Don't you mean 'five hundred of them have two dimes'?
Why divide them into two groups if they both have two pennies?

Matt replies: Yes indeed, I've fixed it.

Since you're bringing up density matrices and Stern-Gerlach experiments, I'm going to provide a link to Schwinger's beautiful and easy to understand, but little known paper on the subject, The Algebra of Microscopic Measurement. In this paper, you can think of the "measurements" as "projection operators" or as "pure density matrix states", which are mathematically equivalent.

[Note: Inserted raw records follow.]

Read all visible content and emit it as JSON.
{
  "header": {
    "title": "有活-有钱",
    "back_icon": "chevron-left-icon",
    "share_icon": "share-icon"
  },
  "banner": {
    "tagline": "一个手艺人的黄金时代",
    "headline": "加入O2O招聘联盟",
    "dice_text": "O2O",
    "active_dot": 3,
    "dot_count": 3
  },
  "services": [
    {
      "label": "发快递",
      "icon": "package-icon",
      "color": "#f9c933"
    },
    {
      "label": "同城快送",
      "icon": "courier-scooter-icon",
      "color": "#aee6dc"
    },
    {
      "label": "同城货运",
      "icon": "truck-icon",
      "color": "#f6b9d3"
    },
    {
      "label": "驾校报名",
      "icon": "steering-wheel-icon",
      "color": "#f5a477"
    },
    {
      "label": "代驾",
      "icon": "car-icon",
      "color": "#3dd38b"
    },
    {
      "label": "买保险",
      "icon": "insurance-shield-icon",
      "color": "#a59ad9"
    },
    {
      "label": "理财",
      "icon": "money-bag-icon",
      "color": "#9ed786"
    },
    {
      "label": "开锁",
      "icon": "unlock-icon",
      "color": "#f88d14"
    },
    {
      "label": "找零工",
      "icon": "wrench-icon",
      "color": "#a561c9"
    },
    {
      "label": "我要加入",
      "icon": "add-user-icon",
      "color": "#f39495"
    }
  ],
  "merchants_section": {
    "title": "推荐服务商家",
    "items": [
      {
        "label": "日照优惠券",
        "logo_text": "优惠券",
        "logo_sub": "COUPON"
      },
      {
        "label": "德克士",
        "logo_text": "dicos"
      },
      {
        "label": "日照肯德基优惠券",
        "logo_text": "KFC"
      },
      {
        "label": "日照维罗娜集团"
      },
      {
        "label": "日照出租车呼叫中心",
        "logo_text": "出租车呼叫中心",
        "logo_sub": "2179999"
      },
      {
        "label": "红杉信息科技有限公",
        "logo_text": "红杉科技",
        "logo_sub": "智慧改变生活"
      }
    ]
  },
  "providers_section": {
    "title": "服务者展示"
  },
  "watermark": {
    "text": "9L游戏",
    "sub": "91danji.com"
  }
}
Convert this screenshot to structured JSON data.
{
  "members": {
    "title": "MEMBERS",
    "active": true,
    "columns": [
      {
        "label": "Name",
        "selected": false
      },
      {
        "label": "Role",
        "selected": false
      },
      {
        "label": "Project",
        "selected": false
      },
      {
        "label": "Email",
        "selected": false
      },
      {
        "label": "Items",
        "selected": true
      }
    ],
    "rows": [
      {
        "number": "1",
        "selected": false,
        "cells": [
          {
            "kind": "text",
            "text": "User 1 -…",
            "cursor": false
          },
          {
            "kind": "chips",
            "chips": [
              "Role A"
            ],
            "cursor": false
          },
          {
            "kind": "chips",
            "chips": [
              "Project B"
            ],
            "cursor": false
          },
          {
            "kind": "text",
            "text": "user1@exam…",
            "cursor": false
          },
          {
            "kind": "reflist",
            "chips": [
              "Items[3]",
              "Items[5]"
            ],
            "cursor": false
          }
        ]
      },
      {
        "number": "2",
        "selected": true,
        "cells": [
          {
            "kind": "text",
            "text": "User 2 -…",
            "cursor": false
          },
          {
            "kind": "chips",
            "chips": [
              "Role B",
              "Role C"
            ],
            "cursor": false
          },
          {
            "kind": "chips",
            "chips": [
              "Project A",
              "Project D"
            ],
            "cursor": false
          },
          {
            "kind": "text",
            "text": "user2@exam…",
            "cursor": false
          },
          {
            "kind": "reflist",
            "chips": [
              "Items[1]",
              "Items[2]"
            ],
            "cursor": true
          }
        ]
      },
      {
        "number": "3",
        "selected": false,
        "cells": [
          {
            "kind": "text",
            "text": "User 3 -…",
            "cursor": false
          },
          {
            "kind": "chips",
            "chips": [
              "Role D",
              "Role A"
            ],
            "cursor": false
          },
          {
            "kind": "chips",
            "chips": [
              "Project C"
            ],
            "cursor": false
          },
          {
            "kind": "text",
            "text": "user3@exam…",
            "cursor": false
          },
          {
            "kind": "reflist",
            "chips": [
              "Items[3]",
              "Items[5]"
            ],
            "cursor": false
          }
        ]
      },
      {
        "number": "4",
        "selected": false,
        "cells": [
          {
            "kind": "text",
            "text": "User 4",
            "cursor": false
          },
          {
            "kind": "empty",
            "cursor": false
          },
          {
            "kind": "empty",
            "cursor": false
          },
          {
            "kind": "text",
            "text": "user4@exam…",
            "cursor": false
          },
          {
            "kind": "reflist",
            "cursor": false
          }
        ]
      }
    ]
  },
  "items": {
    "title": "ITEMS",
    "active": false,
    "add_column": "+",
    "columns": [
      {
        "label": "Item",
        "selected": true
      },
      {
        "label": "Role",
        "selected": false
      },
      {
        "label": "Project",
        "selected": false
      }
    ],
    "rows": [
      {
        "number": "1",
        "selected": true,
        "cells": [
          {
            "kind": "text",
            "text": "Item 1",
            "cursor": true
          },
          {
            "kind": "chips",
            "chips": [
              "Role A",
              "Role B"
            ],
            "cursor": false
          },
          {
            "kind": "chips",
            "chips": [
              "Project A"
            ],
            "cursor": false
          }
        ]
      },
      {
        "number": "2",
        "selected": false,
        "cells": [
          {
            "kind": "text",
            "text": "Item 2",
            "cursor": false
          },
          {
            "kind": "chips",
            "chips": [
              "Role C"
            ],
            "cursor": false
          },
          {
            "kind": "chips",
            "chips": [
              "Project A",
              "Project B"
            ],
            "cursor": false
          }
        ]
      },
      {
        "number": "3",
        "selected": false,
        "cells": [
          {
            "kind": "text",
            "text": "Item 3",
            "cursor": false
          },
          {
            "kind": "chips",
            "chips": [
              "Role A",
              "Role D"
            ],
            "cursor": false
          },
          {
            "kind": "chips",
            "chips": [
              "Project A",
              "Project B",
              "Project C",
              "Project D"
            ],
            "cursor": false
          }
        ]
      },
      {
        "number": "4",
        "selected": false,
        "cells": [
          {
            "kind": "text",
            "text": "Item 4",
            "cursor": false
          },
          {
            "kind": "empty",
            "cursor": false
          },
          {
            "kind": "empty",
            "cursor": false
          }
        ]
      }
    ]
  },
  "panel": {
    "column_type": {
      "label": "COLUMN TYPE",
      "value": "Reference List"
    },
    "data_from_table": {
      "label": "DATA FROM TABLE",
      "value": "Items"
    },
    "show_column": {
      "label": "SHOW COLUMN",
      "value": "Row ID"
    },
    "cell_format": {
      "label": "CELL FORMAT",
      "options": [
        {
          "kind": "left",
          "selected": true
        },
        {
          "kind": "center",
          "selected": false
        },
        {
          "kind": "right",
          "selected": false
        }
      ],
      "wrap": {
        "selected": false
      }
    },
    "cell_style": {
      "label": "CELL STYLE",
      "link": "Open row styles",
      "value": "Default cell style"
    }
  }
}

That paper has a second part, which is not quite so beautiful or simple, The Geometry of Quantum States. The second paper is interesting in that it provides a way of understanding the vacuum state that is more physical than mathematical; I think this is superior to the stuff they will teach you in your graduate QM classes. (Which are more oriented to getting you to calculate quickly and efficiently, rather than in letting you understand other interpretations of the foundations of quantum field theory.)

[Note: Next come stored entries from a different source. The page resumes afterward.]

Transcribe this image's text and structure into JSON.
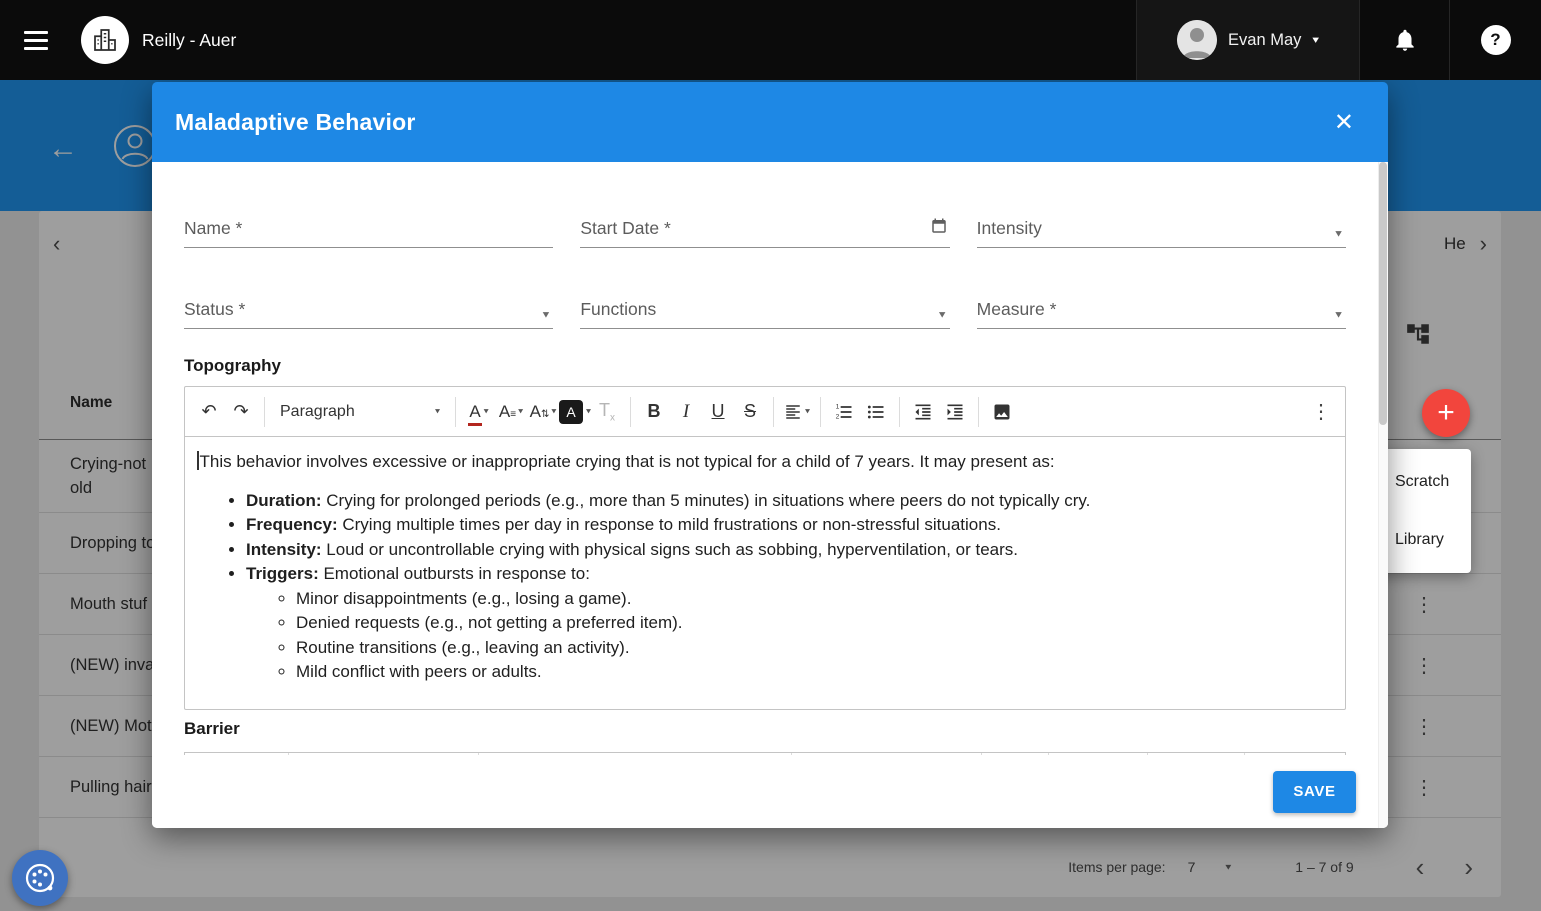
{
  "colors": {
    "topbar_bg": "#0b0b0b",
    "page_header_blue": "#2196f3",
    "modal_header_blue": "#1e88e5",
    "save_button_blue": "#1e88e5",
    "fab_red": "#f2453d",
    "widget_fab_blue": "#3f72c1",
    "font_color_bar": "#b3261e"
  },
  "icons": {
    "back": "←",
    "plus": "+",
    "close": "✕",
    "more_vertical": "⋮",
    "undo": "↶",
    "redo": "↷",
    "chevron_left": "‹",
    "chevron_right": "›",
    "caret_down": "▾",
    "dropdown": "▼",
    "letter_a": "A",
    "size_lines": "≡",
    "updown": "⇅",
    "align_lines": "≡",
    "bold": "B",
    "italic": "I",
    "underline": "U",
    "strikethrough": "S",
    "clear_t": "T",
    "clear_x": "x",
    "question": "?"
  },
  "topbar": {
    "app_title": "Reilly - Auer",
    "user_name": "Evan May"
  },
  "background": {
    "panel_header_text": "He",
    "table": {
      "name_header": "Name",
      "rows": [
        {
          "line1": "Crying-not",
          "line2": "old"
        },
        {
          "line1": "Dropping to"
        },
        {
          "line1": "Mouth stuf"
        },
        {
          "line1": "(NEW) inva"
        },
        {
          "line1": "(NEW) Mot"
        },
        {
          "line1": "Pulling hair"
        }
      ]
    },
    "fab_menu": {
      "items": [
        {
          "label": "Scratch"
        },
        {
          "label": "Library"
        }
      ]
    },
    "pagination": {
      "items_per_page_label": "Items per page:",
      "per_page": "7",
      "range": "1 – 7 of 9"
    }
  },
  "modal": {
    "title": "Maladaptive Behavior",
    "fields": {
      "name": {
        "label": "Name *"
      },
      "start_date": {
        "label": "Start Date *"
      },
      "intensity": {
        "label": "Intensity"
      },
      "status": {
        "label": "Status *"
      },
      "functions": {
        "label": "Functions"
      },
      "measure": {
        "label": "Measure *"
      }
    },
    "sections": {
      "topography": "Topography",
      "barrier": "Barrier"
    },
    "editor": {
      "paragraph_dropdown": "Paragraph",
      "intro": "This behavior involves excessive or inappropriate crying that is not typical for a child of 7 years. It may present as:",
      "bullets": [
        {
          "lead": "Duration:",
          "text": " Crying for prolonged periods (e.g., more than 5 minutes) in situations where peers do not typically cry."
        },
        {
          "lead": "Frequency:",
          "text": " Crying multiple times per day in response to mild frustrations or non-stressful situations."
        },
        {
          "lead": "Intensity:",
          "text": " Loud or uncontrollable crying with physical signs such as sobbing, hyperventilation, or tears."
        },
        {
          "lead": "Triggers:",
          "text": " Emotional outbursts in response to:"
        }
      ],
      "sub_bullets": [
        "Minor disappointments (e.g., losing a game).",
        "Denied requests (e.g., not getting a preferred item).",
        "Routine transitions (e.g., leaving an activity).",
        "Mild conflict with peers or adults."
      ]
    },
    "save_label": "SAVE"
  }
}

By Carl Brannen (not verified) on 17 Oct 2008 #permalink

That third term is not present in a mixed state, which is what causes the difference. Only if that third term happens to be zero will the two situations produce the same result.

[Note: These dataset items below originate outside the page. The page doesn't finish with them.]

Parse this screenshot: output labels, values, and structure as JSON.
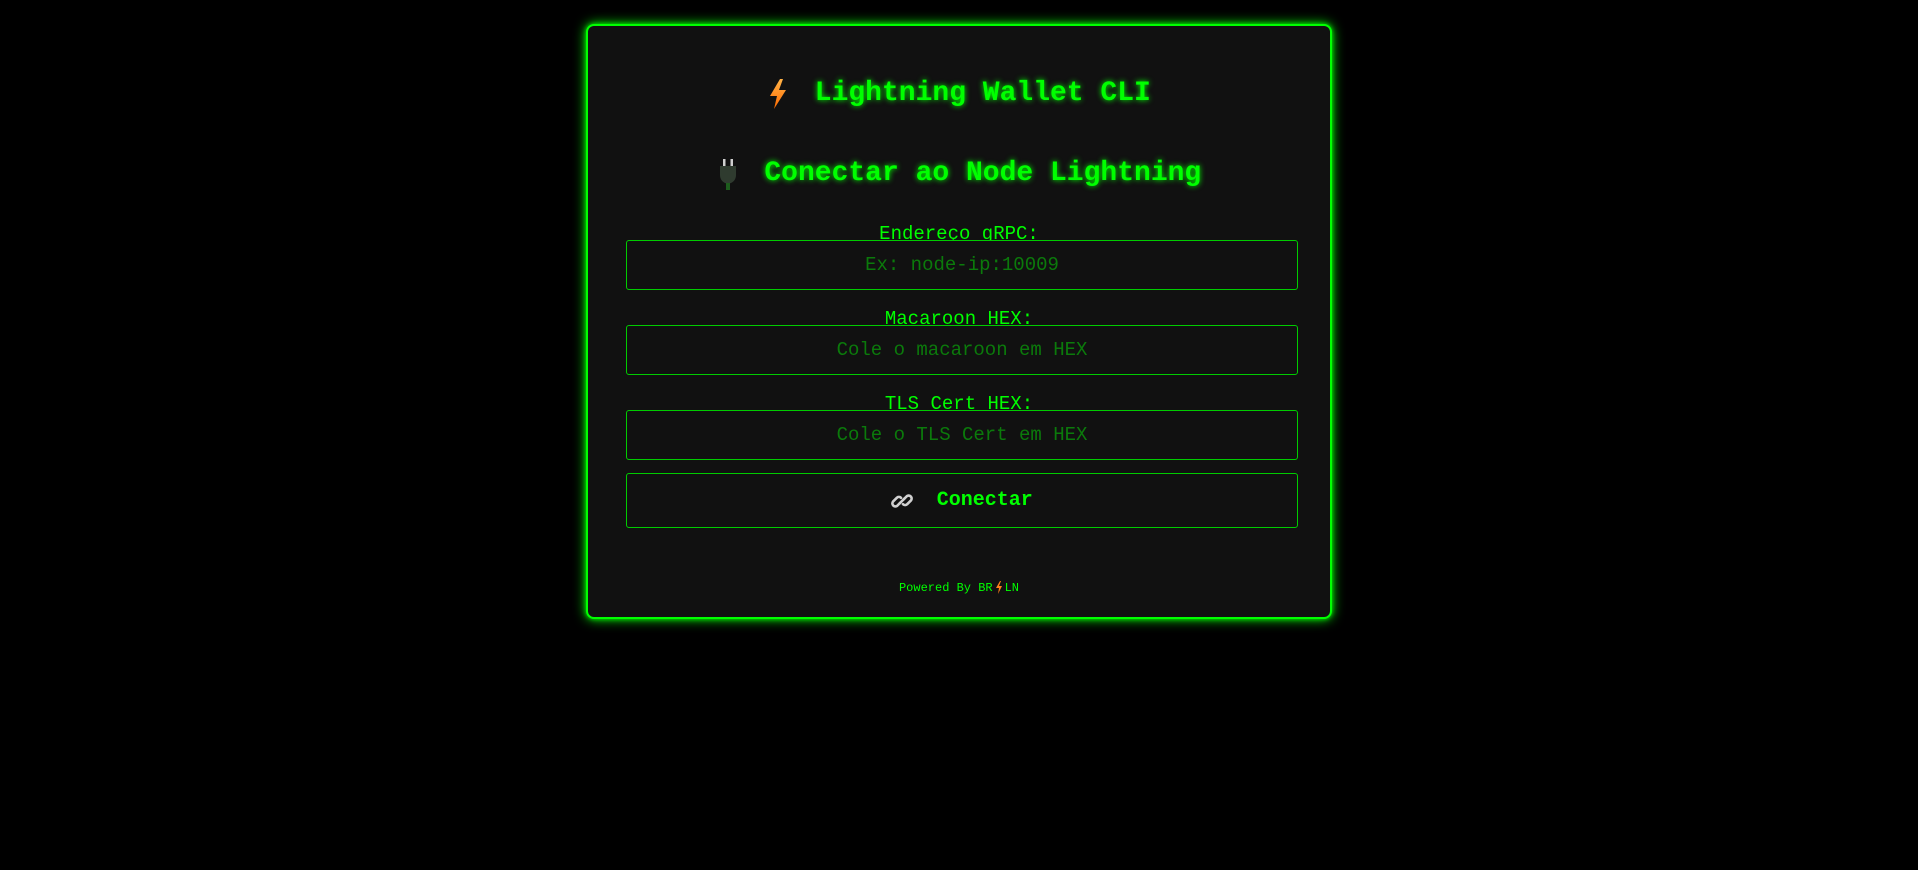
{
  "header": {
    "title": "Lightning Wallet CLI",
    "title_icon": "lightning-bolt-icon"
  },
  "connect_form": {
    "heading": "Conectar ao Node Lightning",
    "heading_icon": "plug-icon",
    "grpc": {
      "label": "Endereço gRPC:",
      "placeholder": "Ex: node-ip:10009",
      "value": ""
    },
    "macaroon": {
      "label": "Macaroon HEX:",
      "placeholder": "Cole o macaroon em HEX",
      "value": ""
    },
    "tls": {
      "label": "TLS Cert HEX:",
      "placeholder": "Cole o TLS Cert em HEX",
      "value": ""
    },
    "connect_button": {
      "label": "Conectar",
      "icon": "link-icon"
    }
  },
  "footer": {
    "powered_by": "Powered By BR",
    "suffix": "LN"
  },
  "colors": {
    "background": "#000000",
    "panel": "#111111",
    "accent": "#00ff00",
    "placeholder": "#0b7a0b",
    "bolt": "#ff8c1a"
  }
}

The problem with classical models is that when you measure the state of a coin when it is a penny, it will always give the result penny; and when it is a dime, it will always give the result dime. Such models are a poor guide into the world of quantum physics. We should use models where the third term isn't zero. Such situations exist in the ordinary macroscopic world. For example, when we measure the location of an extended object, say an arrow, whose location is x1 (we may represent it by the ket |x1>), there is some probability to detect it at x2, simply because the object is not a point. Thus, if X is the location operator, the projection of X|x1> on |x2> is not equal to zero. Using such models helps a lot.

Schrodinger rules the waves...

The problem with your example is that its probability amplitudes are purely real. You need complex amplitudes to get the "weird" quantum effects that run counter to classical intuition.